В аптеке царит полумрак, пропитанный запахами серы и линимента[14]. Кончики пальцев лысого фармацевта обрели ярко-оранжевый цвет от постоянного обращения с химикатами, а ногти огрубели и искривились; из-под закатанных рукавов рубашки выглядывает синий краешек старой татуировки.
– Неужели вы всерьез полагаете, что я стану беспокоить Бакстера такой ерундой? – вопрошает Самнер.
– Да он просто взбесится, когда увидит мой чертов счет. Я хорошо знаю Бакстера. Он – жалкий скряга.
– Выполните мой заказ, и все дела, – говорит Самнер.
Но фармацевт упрямо качает головой и вытирает ладони о свой покрытый пятнами фартук.
– Я не могу дать вам столько, – возражает он, показывая на лист бумаги, лежащий на прилавке. – И вот этого тоже. А если и дам, то мне никто не оплатит их. Я отпущу вам стандартную дозировку, и на этом все.
Самнер подается к нему, почти ложась грудью на отполированный до блеска прилавок.
– Я только что вернулся из колоний, – поясняет он, – из Дели.

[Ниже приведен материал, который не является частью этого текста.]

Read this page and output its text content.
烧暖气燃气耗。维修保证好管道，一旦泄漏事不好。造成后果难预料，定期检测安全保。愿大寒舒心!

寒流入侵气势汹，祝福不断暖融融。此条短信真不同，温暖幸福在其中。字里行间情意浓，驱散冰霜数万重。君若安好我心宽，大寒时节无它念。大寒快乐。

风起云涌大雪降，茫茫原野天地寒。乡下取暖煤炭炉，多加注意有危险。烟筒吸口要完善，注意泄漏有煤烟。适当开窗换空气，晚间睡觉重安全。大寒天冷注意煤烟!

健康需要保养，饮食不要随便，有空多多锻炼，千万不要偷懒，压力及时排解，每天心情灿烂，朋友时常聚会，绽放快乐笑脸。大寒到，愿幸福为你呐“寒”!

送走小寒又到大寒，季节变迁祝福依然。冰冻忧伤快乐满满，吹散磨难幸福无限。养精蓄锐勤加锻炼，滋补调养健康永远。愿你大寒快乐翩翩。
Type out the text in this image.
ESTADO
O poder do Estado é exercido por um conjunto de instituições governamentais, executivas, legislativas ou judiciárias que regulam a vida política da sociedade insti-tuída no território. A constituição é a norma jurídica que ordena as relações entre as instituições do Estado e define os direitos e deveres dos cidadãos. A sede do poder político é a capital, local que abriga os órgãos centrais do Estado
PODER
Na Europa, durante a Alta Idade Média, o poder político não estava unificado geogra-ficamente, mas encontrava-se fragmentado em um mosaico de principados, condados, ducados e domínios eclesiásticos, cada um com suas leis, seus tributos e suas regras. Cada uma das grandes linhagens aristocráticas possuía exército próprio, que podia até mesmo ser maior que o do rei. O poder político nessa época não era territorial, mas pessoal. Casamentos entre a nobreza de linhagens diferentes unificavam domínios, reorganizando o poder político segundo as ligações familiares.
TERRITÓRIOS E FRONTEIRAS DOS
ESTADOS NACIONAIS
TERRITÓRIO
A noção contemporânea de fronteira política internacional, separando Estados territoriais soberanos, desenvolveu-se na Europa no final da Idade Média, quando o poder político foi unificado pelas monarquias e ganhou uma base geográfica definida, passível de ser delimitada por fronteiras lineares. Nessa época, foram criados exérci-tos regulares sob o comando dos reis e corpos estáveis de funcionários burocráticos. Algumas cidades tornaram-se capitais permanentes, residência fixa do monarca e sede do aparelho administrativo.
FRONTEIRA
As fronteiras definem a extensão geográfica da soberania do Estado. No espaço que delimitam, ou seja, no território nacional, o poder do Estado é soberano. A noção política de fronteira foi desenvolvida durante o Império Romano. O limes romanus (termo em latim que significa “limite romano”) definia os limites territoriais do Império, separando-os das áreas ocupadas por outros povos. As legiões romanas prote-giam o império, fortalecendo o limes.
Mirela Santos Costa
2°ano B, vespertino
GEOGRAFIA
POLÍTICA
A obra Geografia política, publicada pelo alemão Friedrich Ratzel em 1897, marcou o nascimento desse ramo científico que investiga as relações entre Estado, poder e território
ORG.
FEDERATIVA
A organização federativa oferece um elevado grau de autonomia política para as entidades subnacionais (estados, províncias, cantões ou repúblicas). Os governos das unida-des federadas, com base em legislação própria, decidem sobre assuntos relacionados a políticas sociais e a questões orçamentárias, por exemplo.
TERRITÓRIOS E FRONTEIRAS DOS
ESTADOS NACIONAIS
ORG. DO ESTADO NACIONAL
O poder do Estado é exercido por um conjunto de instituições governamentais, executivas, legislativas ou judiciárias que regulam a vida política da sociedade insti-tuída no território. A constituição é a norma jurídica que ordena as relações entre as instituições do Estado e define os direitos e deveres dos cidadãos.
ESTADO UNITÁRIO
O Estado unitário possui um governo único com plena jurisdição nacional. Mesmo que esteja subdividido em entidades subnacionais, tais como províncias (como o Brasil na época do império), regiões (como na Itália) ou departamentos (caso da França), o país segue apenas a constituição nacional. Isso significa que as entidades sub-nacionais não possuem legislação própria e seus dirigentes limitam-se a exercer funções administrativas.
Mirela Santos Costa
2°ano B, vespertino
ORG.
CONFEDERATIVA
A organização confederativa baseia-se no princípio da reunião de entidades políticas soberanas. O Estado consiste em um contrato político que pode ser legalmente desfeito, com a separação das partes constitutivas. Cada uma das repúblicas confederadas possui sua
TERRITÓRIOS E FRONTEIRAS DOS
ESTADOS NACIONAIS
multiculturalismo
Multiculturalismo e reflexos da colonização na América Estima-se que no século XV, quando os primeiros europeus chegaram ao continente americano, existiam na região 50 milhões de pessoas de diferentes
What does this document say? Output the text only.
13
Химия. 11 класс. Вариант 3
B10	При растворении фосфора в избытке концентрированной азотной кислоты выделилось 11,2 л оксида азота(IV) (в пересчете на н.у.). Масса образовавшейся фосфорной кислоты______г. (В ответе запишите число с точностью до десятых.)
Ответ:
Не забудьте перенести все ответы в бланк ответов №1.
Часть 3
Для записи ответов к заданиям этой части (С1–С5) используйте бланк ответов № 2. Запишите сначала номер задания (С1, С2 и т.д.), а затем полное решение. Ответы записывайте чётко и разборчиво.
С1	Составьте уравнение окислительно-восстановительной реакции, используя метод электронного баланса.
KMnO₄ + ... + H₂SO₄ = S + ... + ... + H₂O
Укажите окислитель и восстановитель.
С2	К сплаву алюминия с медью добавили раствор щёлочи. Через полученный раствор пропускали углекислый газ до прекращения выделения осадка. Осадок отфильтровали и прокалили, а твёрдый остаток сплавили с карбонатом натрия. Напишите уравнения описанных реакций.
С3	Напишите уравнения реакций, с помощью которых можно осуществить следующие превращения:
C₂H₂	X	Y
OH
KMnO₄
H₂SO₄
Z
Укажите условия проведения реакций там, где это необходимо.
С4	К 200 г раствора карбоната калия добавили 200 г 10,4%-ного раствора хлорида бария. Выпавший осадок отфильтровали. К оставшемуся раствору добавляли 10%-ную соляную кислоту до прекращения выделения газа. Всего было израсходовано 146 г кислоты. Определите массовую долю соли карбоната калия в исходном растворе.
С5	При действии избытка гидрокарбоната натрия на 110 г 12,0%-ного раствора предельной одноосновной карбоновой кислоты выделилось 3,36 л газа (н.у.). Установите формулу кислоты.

Лысый фармацевт равнодушно передергивает плечами в ответ, после чего втыкает в ухо указательный палец правой руки и шумно скребет там.
– Знаете, я могу предложить вам трость для ходьбы, если хотите, – говорит он. – С рукояткой слоновой кости или китового уса, как пожелаете.
Оставив предложение аптекаря без ответа, Самнер отталкивается от прилавка и принимается разглядывать помещение, словно у него вдруг образовалась масса свободного времени и он решительно не представляет, как его убить. Боковые стены ломятся от полок со всевозможными пузырьками, флаконами и баночками с жидкостями, мазями и порошками. За прилавком висит большое, пожелтевшее от времени зеркало, в котором отражается лысина аптекаря. С одной стороны зеркала виднеется сложная конструкция, составленная из множества квадратных деревянных выдвижных ящичков с латунными ручками, а с другой приделаны несколько полок, на которых в мелодраматических или воинственных позах красуются чучела животных. Вот сипуха[15] пожирает полевую мышь, рядом барсук воюет с хорьком, а чуть дальше длиннорукого гиббона душит подвязочная змея.